Third, as mentioned, a large number of jobs aren’t advertised. For so many reasons: maybe an employer hasn’t gotten around to it, they aren’t sure precisely what the job definition is (until the right candidate walks in and sat down!) Or, perhaps they’ve learned that the highest caliber of job candidates comes from personal referrals. Such as referrals from Deb’s neighbor, Patty Marketstudy. The point is, in addition to being a powerful technique, this one puts you in touch with “the hidden job market.”
Some feel this technique is only suitable for job hunters fresh out of school, because when they call the successful professionals who are referred to them they can say “I just graduated… and I’m looking for information about careers in your field.” Yes, this is an easy way to get a foot in the door — it’s a good reason to request an informational interview. But any job seeker can make this work; the key, simply, is to offer a plausible reason. Such as:
“I’m changing career fields from sales into operations, and while I think many of my skills transfer well, I’d sure appreciate the opportunity to get some advice from an operations professional such as yourself regarding the field.”
“My company laid off my entire department. I was with them for 10 years, and honestly my job hunting skills are a little rusty. Mr. Salesguru told me you know more about inside sales than anyone else in Milwaukee, and that you might be willing to spend some time helping me develop a job hunting strategy.”
“just 5 years short of retirement I was terminated. My friend Susan Programmer mentioned that you found yourself in a similar situation several years ago, and that she admired the way you tackled the challenge and found a new job. Would you mind meeting me for breakfast — my treat — and sharing your thoughts about the best way to do this?”
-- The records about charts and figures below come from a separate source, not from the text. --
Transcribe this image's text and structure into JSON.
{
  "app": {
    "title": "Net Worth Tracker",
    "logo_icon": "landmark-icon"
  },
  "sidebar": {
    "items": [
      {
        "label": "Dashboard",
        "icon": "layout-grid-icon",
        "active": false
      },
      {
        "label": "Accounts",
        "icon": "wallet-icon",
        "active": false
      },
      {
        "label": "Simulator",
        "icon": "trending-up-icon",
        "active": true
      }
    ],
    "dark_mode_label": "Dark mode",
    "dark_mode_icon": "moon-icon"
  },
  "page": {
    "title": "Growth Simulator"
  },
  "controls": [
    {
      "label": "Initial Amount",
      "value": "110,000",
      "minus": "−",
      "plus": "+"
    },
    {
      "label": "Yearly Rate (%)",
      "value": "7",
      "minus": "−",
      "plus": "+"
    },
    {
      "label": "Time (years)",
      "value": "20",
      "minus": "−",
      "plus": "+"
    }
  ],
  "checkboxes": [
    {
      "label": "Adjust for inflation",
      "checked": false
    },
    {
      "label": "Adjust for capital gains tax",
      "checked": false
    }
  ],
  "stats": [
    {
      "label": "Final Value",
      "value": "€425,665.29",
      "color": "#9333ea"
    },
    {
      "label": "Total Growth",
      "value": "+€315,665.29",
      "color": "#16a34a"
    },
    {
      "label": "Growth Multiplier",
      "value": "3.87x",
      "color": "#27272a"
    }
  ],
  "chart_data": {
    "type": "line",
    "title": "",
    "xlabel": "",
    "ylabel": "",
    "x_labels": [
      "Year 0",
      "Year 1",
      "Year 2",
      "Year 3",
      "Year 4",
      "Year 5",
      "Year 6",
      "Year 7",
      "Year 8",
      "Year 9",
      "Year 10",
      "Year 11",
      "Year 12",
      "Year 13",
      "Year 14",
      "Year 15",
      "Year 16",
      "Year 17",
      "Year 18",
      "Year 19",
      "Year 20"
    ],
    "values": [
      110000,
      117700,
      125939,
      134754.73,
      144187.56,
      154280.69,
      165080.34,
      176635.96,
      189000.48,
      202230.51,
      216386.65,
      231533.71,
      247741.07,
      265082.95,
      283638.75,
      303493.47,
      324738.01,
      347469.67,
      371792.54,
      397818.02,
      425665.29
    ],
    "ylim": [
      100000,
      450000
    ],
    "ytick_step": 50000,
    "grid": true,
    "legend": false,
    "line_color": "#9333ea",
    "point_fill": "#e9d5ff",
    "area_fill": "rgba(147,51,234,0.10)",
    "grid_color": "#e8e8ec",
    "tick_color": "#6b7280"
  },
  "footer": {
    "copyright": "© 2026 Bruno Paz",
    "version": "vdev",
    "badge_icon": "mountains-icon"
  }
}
Additionally, more seasoned job seekers don’t need to ask friends and relatives for that first round of referrals. They may already know dozens — even hundreds — of working professionals they can call (family, friends, fellow church members, previous coworkers, fellow Rotarians, etc.)
A good friend and exceptional career mentor once told me that since 80% of all jobs were unadvertised and could only be reached through this technique, job seekers should expend 80% of their efforts using this technique. That percentage has probably dropped now that online job postings are so easy and ubiquitous, but the logic still holds. So, keep watching Local Job Network websites and replying to suitable postings, but take advantage of the proverbial “six degrees of separation” by applying this amazing “magical” networking technique.